Para os equipamentos de segurança de operadores de telecomunicações, esta pesquisa oferece indicações práticas: revisar a telemetria relacionada a execuções invulgares de processos de sistema, procurar sinais de DLL side-loading e monitorar tarefas programadas e mudanças suspeitas no registro do Windows que tentem esconder persistência. Em ambientes Linux e em dispositivos embebidos, convém prestar atenção a processos que se renomeam para aparentar legitimidade, atividade anómala relacionada com BusyBox e tráfego BitTorrent saliente com padrões incomuns em equipamentos que não deveriam estar participando em redes P2P. Além disso, a presença de tentativas maciças de autenticação falhada contra SSH, Postgres ou Tomcat pode ser um sinal precoce de máquinas empregadas para força bruta. A Cisco Talos inclui no seu relatório indicadores de compromisso que as equipas de resposta podem usar como ponto de partida para detecção e bloqueio destas intrusões: IoC e análise técnica em Talos.

Para além da resposta técnica imediata, este tipo de campanhas volta a colocar sobre a mesa a necessidade de fortalecer a ciberresiliência do setor das comunicações. Os prestadores de serviços devem reforçar a segmentação da rede, aplicar controlos de acesso estritos, exigir autenticação multifator para os administrativos e serviços críticos, endurecer as configurações de dispositivos de borda e manter uma política de adesivo ativa.
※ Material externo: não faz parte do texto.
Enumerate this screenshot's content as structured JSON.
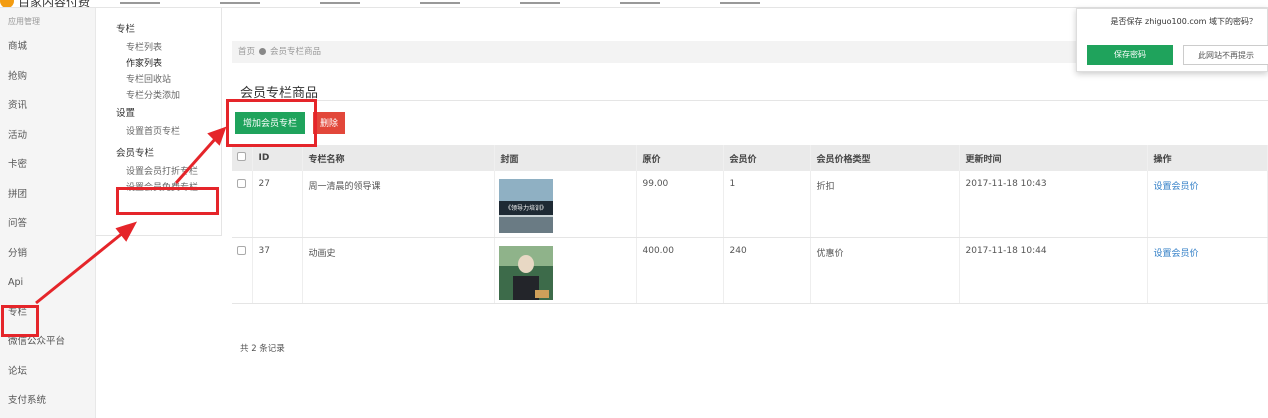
{
  "topbar": {
    "logo_text": "百家内容付费"
  },
  "sidebar": {
    "title": "应用管理",
    "items": [
      {
        "label": "商城"
      },
      {
        "label": "抢购"
      },
      {
        "label": "资讯"
      },
      {
        "label": "活动"
      },
      {
        "label": "卡密"
      },
      {
        "label": "拼团"
      },
      {
        "label": "问答"
      },
      {
        "label": "分销"
      },
      {
        "label": "Api"
      },
      {
        "label": "专栏"
      },
      {
        "label": "微信公众平台"
      },
      {
        "label": "论坛"
      },
      {
        "label": "支付系统"
      }
    ]
  },
  "subnav": {
    "group1": {
      "head": "专栏",
      "items": [
        "专栏列表",
        "作家列表",
        "专栏回收站",
        "专栏分类添加"
      ]
    },
    "group2": {
      "head": "设置",
      "items": [
        "设置首页专栏"
      ]
    },
    "group3": {
      "head": "会员专栏",
      "items": [
        "设置会员打折专栏",
        "设置会员免费专栏"
      ]
    }
  },
  "breadcrumb": {
    "home": "首页",
    "current": "会员专栏商品"
  },
  "page_title": "会员专栏商品",
  "buttons": {
    "add": "增加会员专栏",
    "delete": "删除"
  },
  "table": {
    "headers": [
      "ID",
      "专栏名称",
      "封面",
      "原价",
      "会员价",
      "会员价格类型",
      "更新时间",
      "操作"
    ],
    "rows": [
      {
        "id": "27",
        "name": "周一清晨的领导课",
        "price": "99.00",
        "member_price": "1",
        "price_type": "折扣",
        "updated": "2017-11-18 10:43",
        "action": "设置会员价",
        "cover_text": "《领导力培训》"
      },
      {
        "id": "37",
        "name": "动画史",
        "price": "400.00",
        "member_price": "240",
        "price_type": "优惠价",
        "updated": "2017-11-18 10:44",
        "action": "设置会员价"
      }
    ]
  },
  "footer": {
    "count_text": "共 2 条记录"
  },
  "password_popup": {
    "question": "是否保存 zhiguo100.com 域下的密码？",
    "save": "保存密码",
    "never": "此网站不再提示"
  },
  "colors": {
    "primary_green": "#1fa35c",
    "danger_red": "#e2473a",
    "annotation_red": "#e5252a",
    "link_blue": "#2f7dc6"
  }
}
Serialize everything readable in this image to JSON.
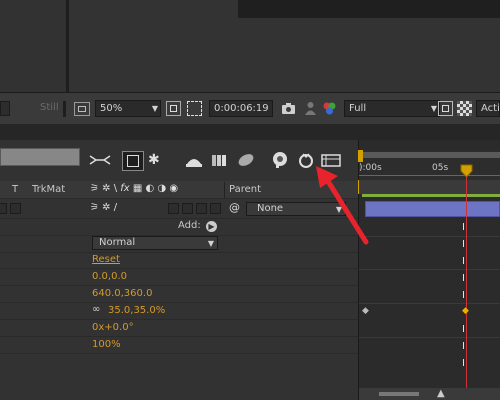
{
  "viewer": {
    "still_label": "Still",
    "zoom": "50%",
    "timecode": "0:00:06:19",
    "resolution": "Full",
    "active_camera": "Acti"
  },
  "timeline": {
    "col_t": "T",
    "col_trkmat": "TrkMat",
    "col_parent": "Parent",
    "parent_value": "None",
    "add_label": "Add:",
    "blend_mode": "Normal",
    "ruler_start": "):00s",
    "ruler_mark": "05s"
  },
  "properties": [
    {
      "value": "Reset"
    },
    {
      "value": "0.0,0.0"
    },
    {
      "value": "640.0,360.0"
    },
    {
      "value": "35.0,35.0%"
    },
    {
      "value": "0x+0.0°"
    },
    {
      "value": "100%"
    }
  ],
  "annotation": {
    "arrow_color": "#e8232b"
  }
}
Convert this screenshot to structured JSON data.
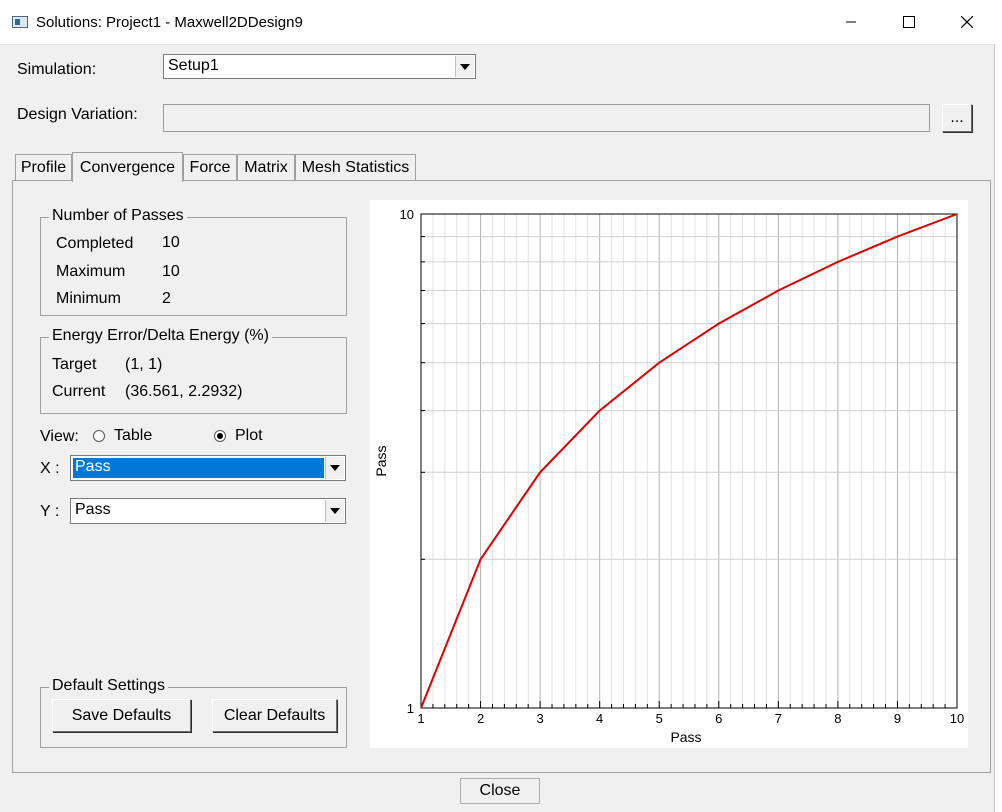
{
  "window": {
    "title": "Solutions: Project1 - Maxwell2DDesign9"
  },
  "simulation": {
    "label": "Simulation:",
    "value": "Setup1"
  },
  "design_variation": {
    "label": "Design Variation:",
    "value": "",
    "browse_label": "..."
  },
  "tabs": [
    {
      "label": "Profile",
      "active": false
    },
    {
      "label": "Convergence",
      "active": true
    },
    {
      "label": "Force",
      "active": false
    },
    {
      "label": "Matrix",
      "active": false
    },
    {
      "label": "Mesh Statistics",
      "active": false
    }
  ],
  "passes": {
    "title": "Number of Passes",
    "completed_label": "Completed",
    "completed_value": "10",
    "maximum_label": "Maximum",
    "maximum_value": "10",
    "minimum_label": "Minimum",
    "minimum_value": "2"
  },
  "energy": {
    "title": "Energy Error/Delta Energy (%)",
    "target_label": "Target",
    "target_value": "(1, 1)",
    "current_label": "Current",
    "current_value": "(36.561, 2.2932)"
  },
  "view": {
    "label": "View:",
    "table_label": "Table",
    "plot_label": "Plot",
    "selected": "Plot"
  },
  "x_select": {
    "label": "X :",
    "value": "Pass"
  },
  "y_select": {
    "label": "Y :",
    "value": "Pass"
  },
  "defaults": {
    "title": "Default Settings",
    "save_label": "Save Defaults",
    "clear_label": "Clear Defaults"
  },
  "close_label": "Close",
  "colors": {
    "series": "#dd0000",
    "selection": "#0078d7",
    "grid": "#c8c8c8"
  },
  "chart_data": {
    "type": "line",
    "xlabel": "Pass",
    "ylabel": "Pass",
    "xlim": [
      1,
      10
    ],
    "ylim": [
      1,
      10
    ],
    "yscale": "log",
    "x_ticks": [
      "1",
      "2",
      "3",
      "4",
      "5",
      "6",
      "7",
      "8",
      "9",
      "10"
    ],
    "y_ticks": [
      "1",
      "10"
    ],
    "grid": true,
    "series": [
      {
        "x": [
          1,
          2,
          3,
          4,
          5,
          6,
          7,
          8,
          9,
          10
        ],
        "y": [
          1,
          2,
          3,
          4,
          5,
          6,
          7,
          8,
          9,
          10
        ]
      }
    ]
  }
}
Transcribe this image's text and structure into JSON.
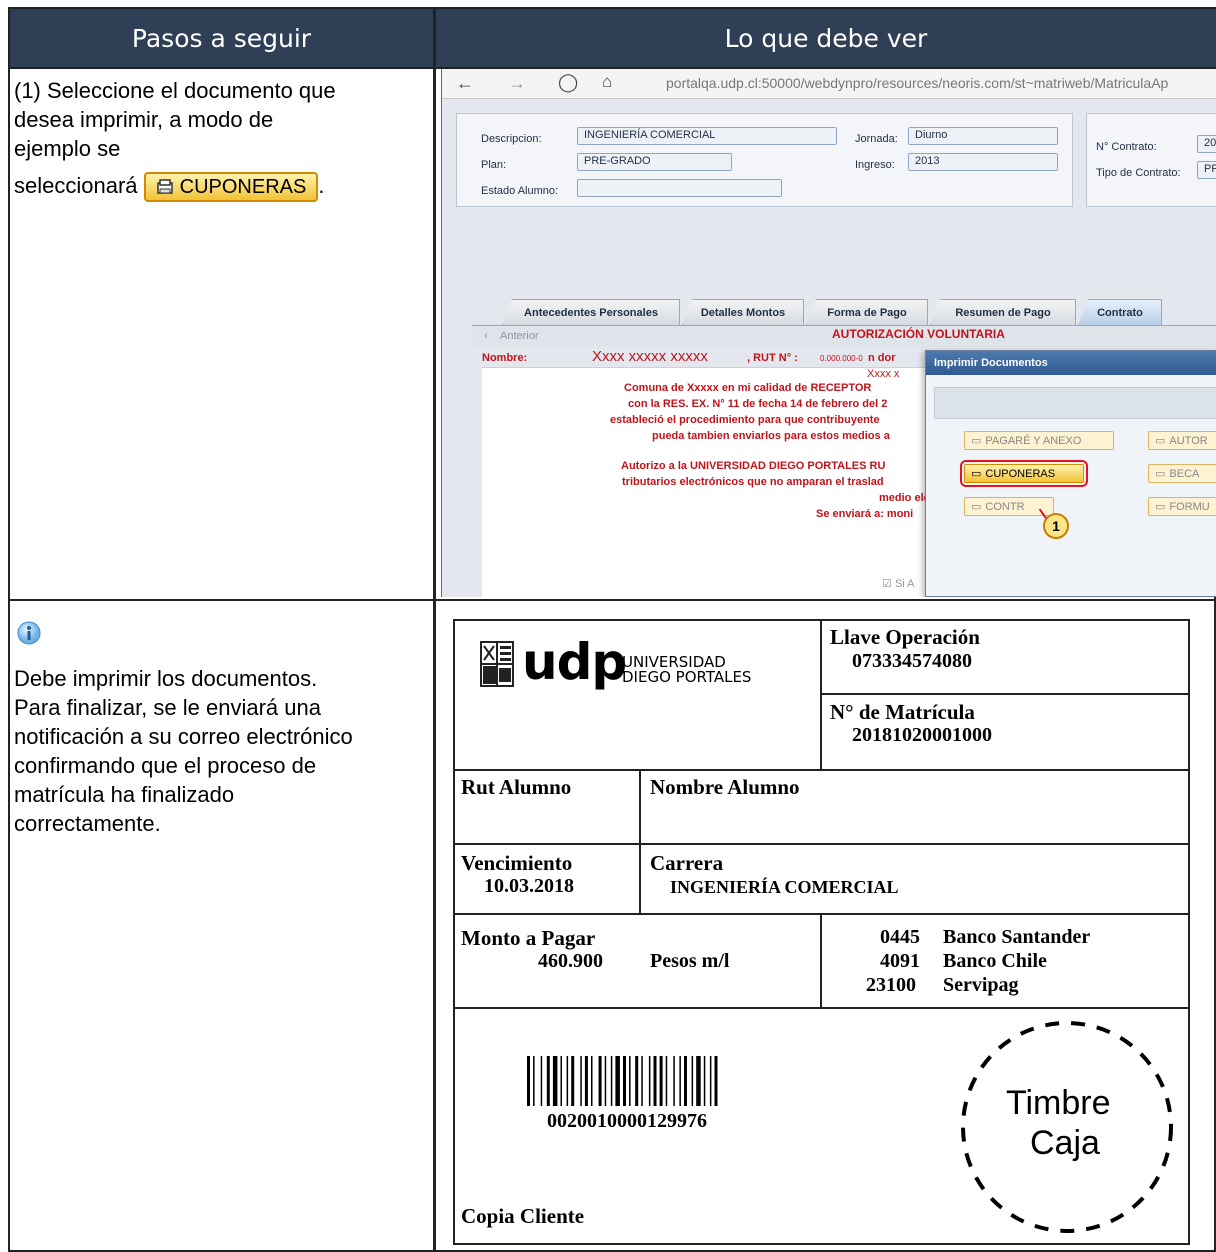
{
  "header": {
    "col1": "Pasos a seguir",
    "col2": "Lo que debe ver"
  },
  "step1": {
    "text_line1": "(1) Seleccione el documento que",
    "text_line2": "desea imprimir, a modo de",
    "text_line3": "ejemplo se",
    "text_line4": "seleccionará",
    "button_label": "CUPONERAS",
    "trailing": "."
  },
  "step2": {
    "icon": "info-icon",
    "lines": [
      "Debe imprimir los documentos.",
      "Para finalizar, se le enviará una",
      "notificación a su correo electrónico",
      "confirmando que el proceso de",
      "matrícula ha finalizado",
      "correctamente."
    ]
  },
  "browser": {
    "url": "portalqa.udp.cl:50000/webdynpro/resources/neoris.com/st~matriweb/MatriculaAp",
    "url_host_bold": "udp.cl",
    "fields": {
      "descripcion_label": "Descripcion:",
      "descripcion_value": "INGENIERÍA COMERCIAL",
      "plan_label": "Plan:",
      "plan_value": "PRE-GRADO",
      "estado_label": "Estado Alumno:",
      "jornada_label": "Jornada:",
      "jornada_value": "Diurno",
      "ingreso_label": "Ingreso:",
      "ingreso_value": "2013",
      "contrato_label": "N° Contrato:",
      "contrato_value": "20",
      "tipo_label": "Tipo de Contrato:",
      "tipo_value": "PF"
    },
    "tabs": [
      "Antecedentes Personales",
      "Detalles Montos",
      "Forma de Pago",
      "Resumen de Pago",
      "Contrato"
    ],
    "anterior": "Anterior",
    "doc": {
      "title": "AUTORIZACIÓN VOLUNTARIA",
      "nombre_label": "Nombre:",
      "nombre_value": "Xxxx xxxxx xxxxx",
      "rut": ", RUT N° :",
      "rut_val": "0.000.000-0",
      "n_dor": "n dor",
      "xxxx": "Xxxx x",
      "line1": "Comuna de     Xxxxx     en mi calidad de RECEPTOR",
      "line2": "con la RES. EX. N° 11 de fecha 14 de febrero del 2",
      "line3": "estableció el procedimiento para que contribuyente",
      "line4": "pueda tambien enviarlos para estos medios a",
      "line5": "Autorizo a la UNIVERSIDAD DIEGO PORTALES RU",
      "line6": "tributarios electrónicos que no amparan el traslad",
      "line7": "medio ele",
      "line8": "Se enviará a: moni",
      "check": "Si A"
    },
    "dialog": {
      "title": "Imprimir Documentos",
      "buttons": [
        "PAGARÉ Y ANEXO",
        "AUTOR",
        "CUPONERAS",
        "BECA",
        "CONTR",
        "FORMU"
      ],
      "callout": "1"
    }
  },
  "coupon": {
    "logo_text": "udp",
    "logo_sub1": "UNIVERSIDAD",
    "logo_sub2": "DIEGO PORTALES",
    "llave_label": "Llave Operación",
    "llave_value": "073334574080",
    "matricula_label": "N° de Matrícula",
    "matricula_value": "20181020001000",
    "rut_label": "Rut Alumno",
    "nombre_label": "Nombre Alumno",
    "venc_label": "Vencimiento",
    "venc_value": "10.03.2018",
    "carrera_label": "Carrera",
    "carrera_value": "INGENIERÍA COMERCIAL",
    "monto_label": "Monto a Pagar",
    "monto_value": "460.900",
    "monto_unit": "Pesos m/l",
    "banks": [
      {
        "code": "0445",
        "name": "Banco Santander"
      },
      {
        "code": "4091",
        "name": "Banco Chile"
      },
      {
        "code": "23100",
        "name": "Servipag"
      }
    ],
    "barcode_number": "0020010000129976",
    "timbre1": "Timbre",
    "timbre2": "Caja",
    "copia": "Copia Cliente"
  }
}
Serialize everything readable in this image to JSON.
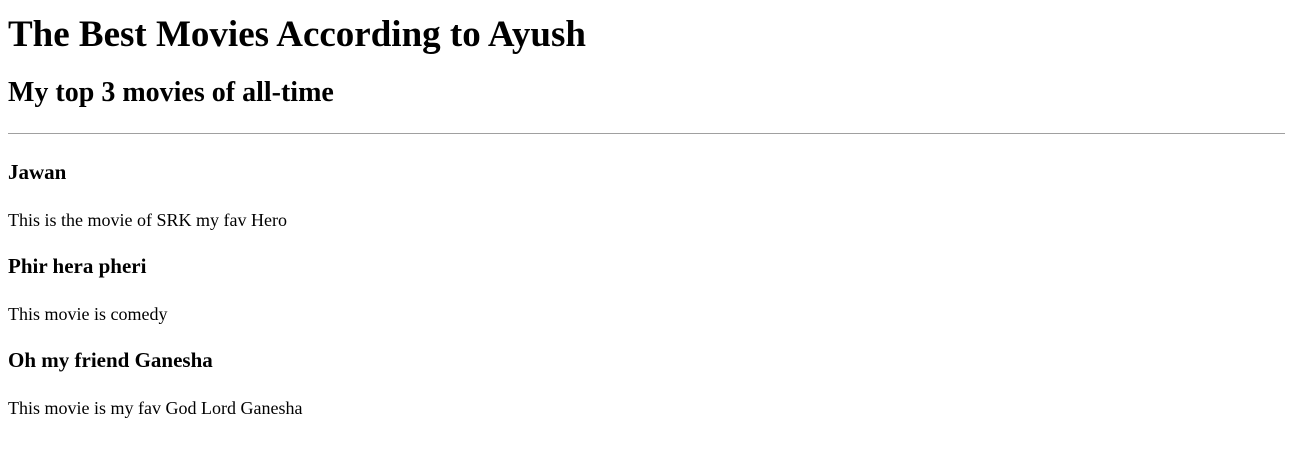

Para aqueles que gerem infra-estruturas críticas, é útil consultar recursos oficiais sobre proteção do setor de comunicações e boas práticas de segurança: a Agência de Segurança de Infra-estruturas e Cibersegurança dos EUA. Os EUA mantêm guias e avisos destinados ao sector das comunicações que podem servir como referência operacional: CISA — Communications Sector.
Por sua vez, a comunidade de inteligência e as equipas de resposta têm quadros como o MITRE ATT&CK para correlacionar técnicas observadas e enriquecer regras de detecção. Entender as técnicas de persistência, evasão e intrusão descritas por Talos ajuda a mapear as observações em detecções praticas e priorizar mitigações: MITRE ATT&CK.
O surgimento de UAT-9244 e suas ferramentas confirma que os atacantes continuam a inovar, adaptando seus arsenais para comprometer dispositivos heterogêneos e usar canais menos convencionais de comunicação. A lição para os operadores e responsáveis pela segurança é clara: a superfície de ataque foi alargada e as defesas devem evoluir em consequência, reforçando a visibilidade, o controlo de acessos e a resposta a comportamentos anormais em toda a cadeia de infra-estruturas.